Tuesday, February 17, 2009

In Chapter 11 bankruptcy, General Motors will be forced to cut more jobs and close more plants

I covered the federal bankruptcy court in Oklahoma City for 10 years and watched some big companies go through the ringer of reorganization.

General Motors probably will be forced to file for bankruptcy. There is no real public support for a $30 billion loan for bad decision making and union and corporate greed.

Once in bankruptcy, creditors -- for GM, its bond holders -- control the game, and they are going to make the kind of deal that gives them the most immediate and full payback. And the judge will simply follow the bankruptcy code that allows them to do so.

Creditors will not care about communities such as Spring Hill, TN., or others across the country with GM plants. The Spring Hill plant is considered one of GM's most efficient, so that could work in its favor. But the sharp decline in consumer spending -- which is only going to worsen -- makes every plant vulnerable.

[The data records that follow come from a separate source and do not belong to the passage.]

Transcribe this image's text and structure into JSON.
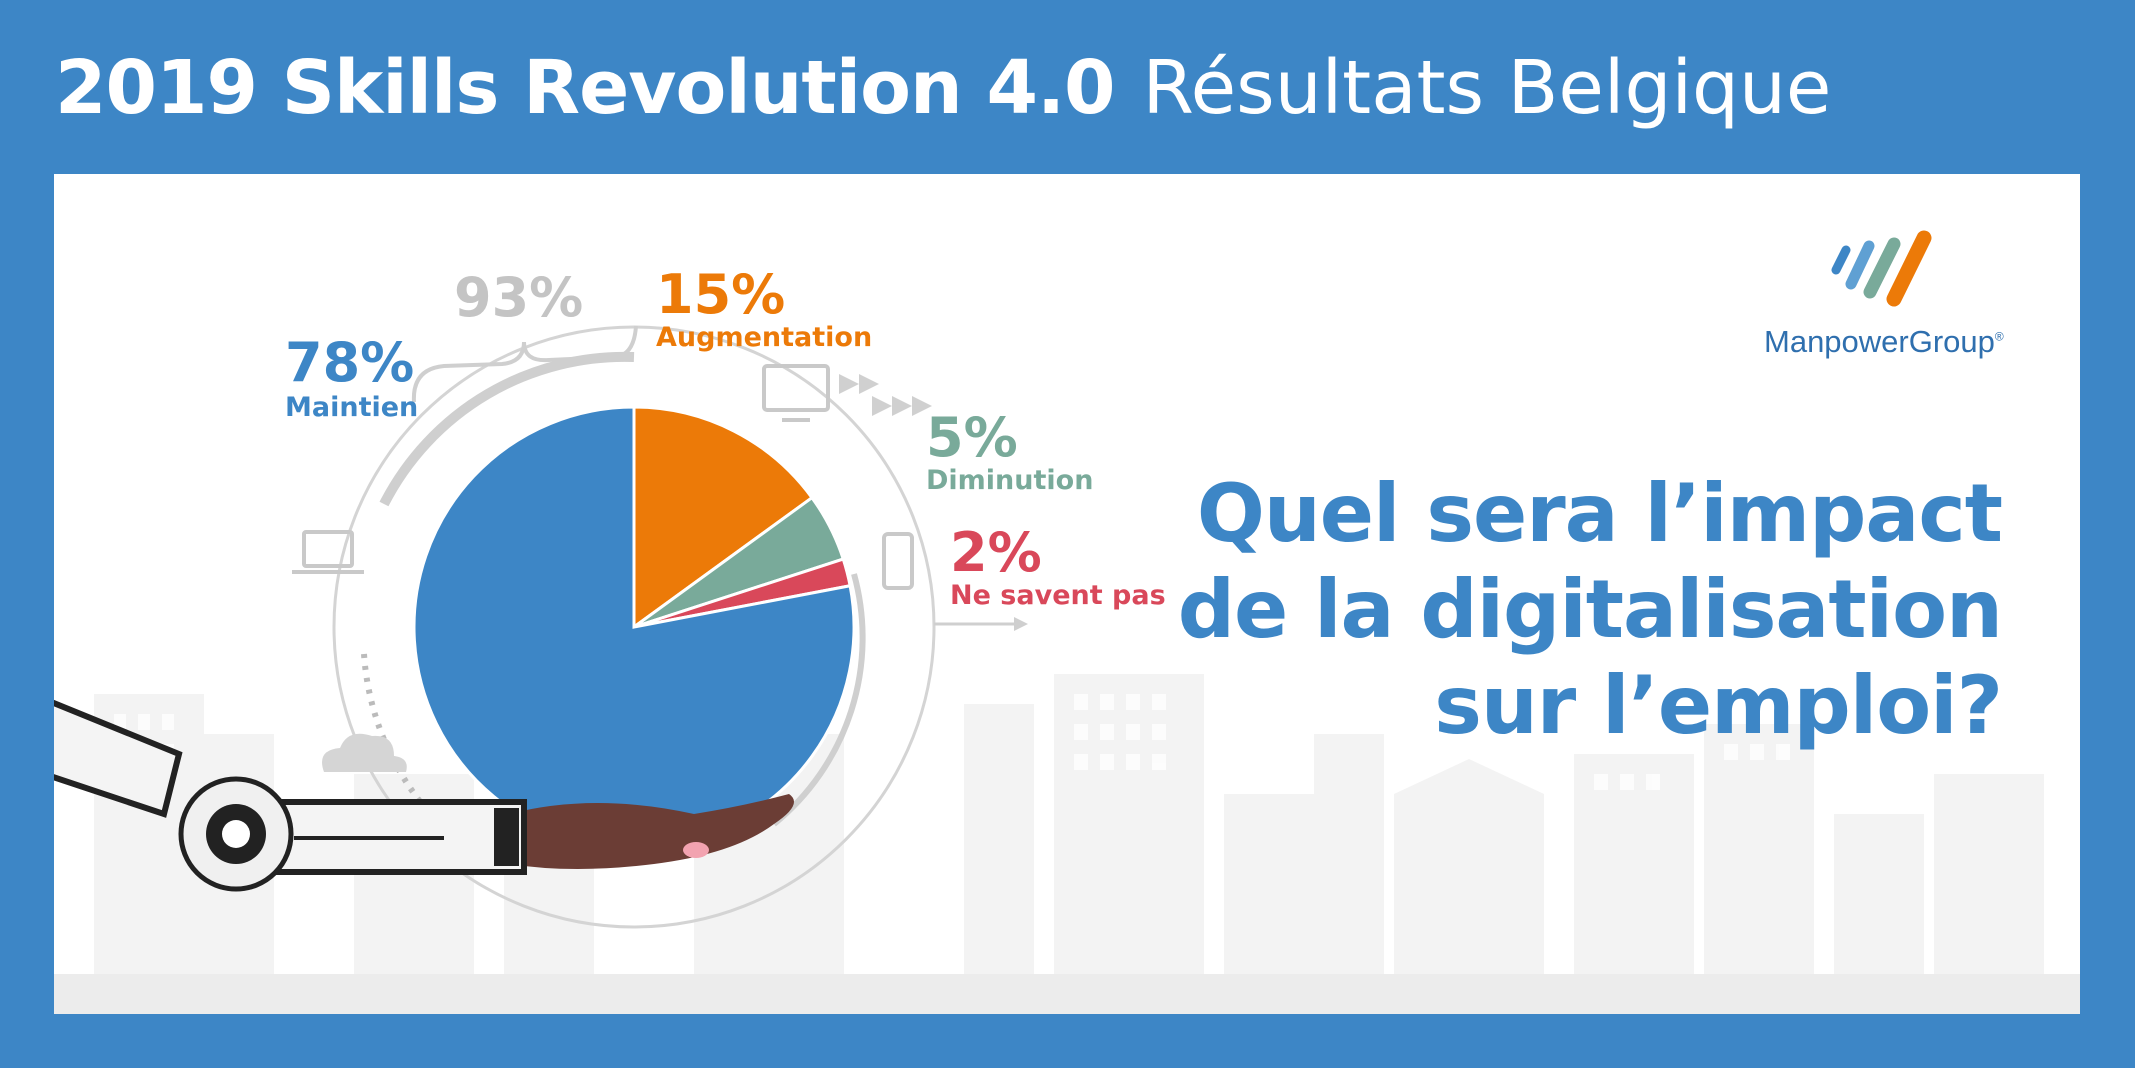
{
  "header": {
    "title_bold": "2019 Skills Revolution 4.0",
    "title_light": "Résultats Belgique"
  },
  "brand": {
    "name": "ManpowerGroup",
    "reg": "®"
  },
  "question": {
    "line1": "Quel sera l’impact",
    "line2": "de la digitalisation",
    "line3": "sur l’emploi?"
  },
  "bracket": {
    "label": "93%"
  },
  "colors": {
    "blue": "#3d86c6",
    "orange": "#ec7a08",
    "green": "#79aa9a",
    "red": "#d9485a",
    "grey": "#c8c8c8"
  },
  "chart_data": {
    "type": "pie",
    "title": "",
    "slices": [
      {
        "pct_label": "78%",
        "label": "Maintien",
        "value": 78,
        "color": "#3d86c6"
      },
      {
        "pct_label": "15%",
        "label": "Augmentation",
        "value": 15,
        "color": "#ec7a08"
      },
      {
        "pct_label": "5%",
        "label": "Diminution",
        "value": 5,
        "color": "#79aa9a"
      },
      {
        "pct_label": "2%",
        "label": "Ne savent pas",
        "value": 2,
        "color": "#d9485a"
      }
    ]
  }
}
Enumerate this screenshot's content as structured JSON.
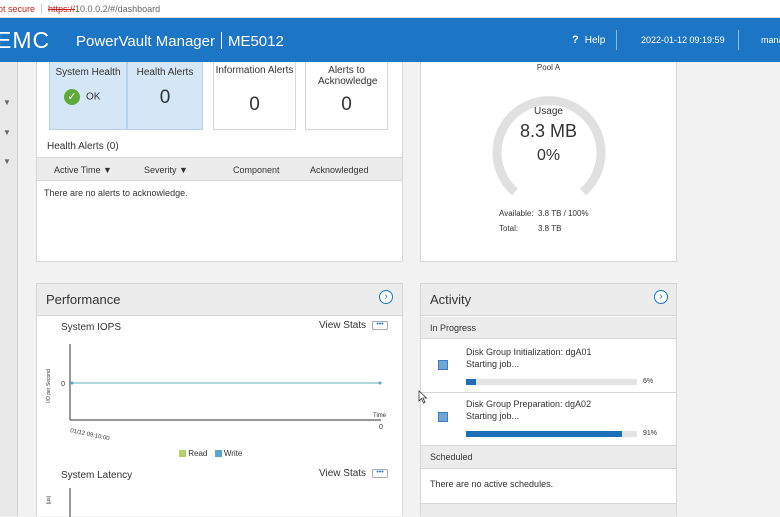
{
  "browser": {
    "security": "ot secure",
    "url_scheme": "https://",
    "url_rest": "10.0.0.2/#/dashboard"
  },
  "header": {
    "logo": "EMC",
    "product": "PowerVault Manager",
    "model": "ME5012",
    "help_icon": "?",
    "help": "Help",
    "datetime": "2022-01-12 09:19:59",
    "user": "mana"
  },
  "health": {
    "tiles": [
      {
        "label": "System Health",
        "value": "OK"
      },
      {
        "label": "Health Alerts",
        "value": "0"
      },
      {
        "label": "Information Alerts",
        "value": "0"
      },
      {
        "label": "Alerts to Acknowledge",
        "value": "0"
      }
    ],
    "alerts_title": "Health Alerts (0)",
    "columns": [
      "Active Time",
      "Severity",
      "Component",
      "Acknowledged"
    ],
    "empty": "There are no alerts to acknowledge."
  },
  "capacity": {
    "pool": "Pool A",
    "usage_label": "Usage",
    "usage_value": "8.3 MB",
    "usage_percent": "0%",
    "usage_fraction": 0.0,
    "available_label": "Available:",
    "available_value": "3.8 TB / 100%",
    "total_label": "Total:",
    "total_value": "3.8 TB"
  },
  "performance": {
    "title": "Performance",
    "view_stats": "View Stats",
    "more": "•••",
    "iops_title": "System IOPS",
    "ylabel": "I/O per Second",
    "xlabel": "Time",
    "y_tick": "0",
    "x_tick_start": "01/12 09:10:00",
    "x_tick_end": "0",
    "legend": [
      {
        "name": "Read",
        "color": "#b5cf6b"
      },
      {
        "name": "Write",
        "color": "#5ba3c9"
      }
    ],
    "latency_title": "System Latency",
    "latency_ylabel": "(µs)"
  },
  "activity": {
    "title": "Activity",
    "in_progress": "In Progress",
    "jobs": [
      {
        "name": "Disk Group Initialization: dgA01",
        "status": "Starting job...",
        "percent": "6%",
        "fraction": 0.06
      },
      {
        "name": "Disk Group Preparation: dgA02",
        "status": "Starting job...",
        "percent": "91%",
        "fraction": 0.91
      }
    ],
    "scheduled": "Scheduled",
    "no_schedules": "There are no active schedules."
  },
  "colors": {
    "brand": "#1c75c5",
    "ok": "#5fa83a",
    "progress": "#1c6fb8",
    "gauge": "#e0e0e0"
  }
}
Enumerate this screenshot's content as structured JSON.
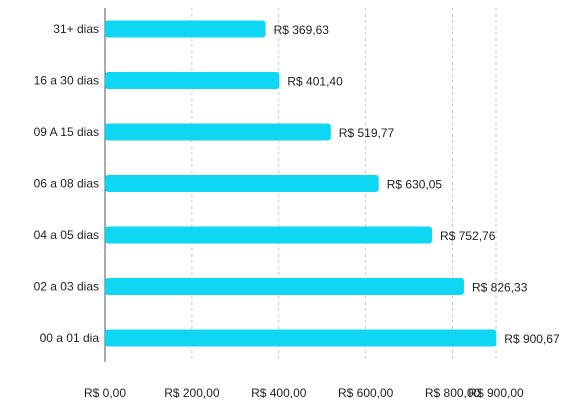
{
  "chart_data": {
    "type": "bar",
    "orientation": "horizontal",
    "categories": [
      "31+ dias",
      "16 a 30 dias",
      "09 A 15 dias",
      "06 a 08 dias",
      "04 a 05 dias",
      "02 a 03 dias",
      "00 a 01 dia"
    ],
    "values": [
      369.63,
      401.4,
      519.77,
      630.05,
      752.76,
      826.33,
      900.67
    ],
    "value_labels": [
      "R$ 369,63",
      "R$ 401,40",
      "R$ 519,77",
      "R$ 630,05",
      "R$ 752,76",
      "R$ 826,33",
      "R$ 900,67"
    ],
    "x_ticks": [
      {
        "value": 0,
        "label": "R$ 0,00"
      },
      {
        "value": 200,
        "label": "R$ 200,00"
      },
      {
        "value": 400,
        "label": "R$ 400,00"
      },
      {
        "value": 600,
        "label": "R$ 600,00"
      },
      {
        "value": 800,
        "label": "R$ 800,00"
      },
      {
        "value": 900,
        "label": "R$ 900,00"
      }
    ],
    "xlim": [
      0,
      900
    ],
    "grid": "vertical dashed",
    "colors": {
      "bar": "#0fd6f2",
      "grid": "#c8c8c8",
      "axis": "#555555",
      "text": "#222222"
    }
  }
}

GM says it will eliminate 20,000 jobs in the U.S. and close five plants in hopes of wooing Washington to loan it money. You can add another 10,000 jobs in cuts and two more plants if creditors drive the deal in bankruptcy court. And higher wages and benefits will also fly out the window. Bankruptcy law allows for such agreements to be eliminated no matter what workers have voted for.

I believe as Rick Santelli of CNBC. He says there is no prohibition in the U.S. Constitution against a company going under, or a big bank, or an industry. Newspapers are falling, too. Workers who lose their jobs must re-adjust, as must communities. Any work is good work if it brings money in.

Hard times require hard realities, even for auto workers and giants such as General Motors.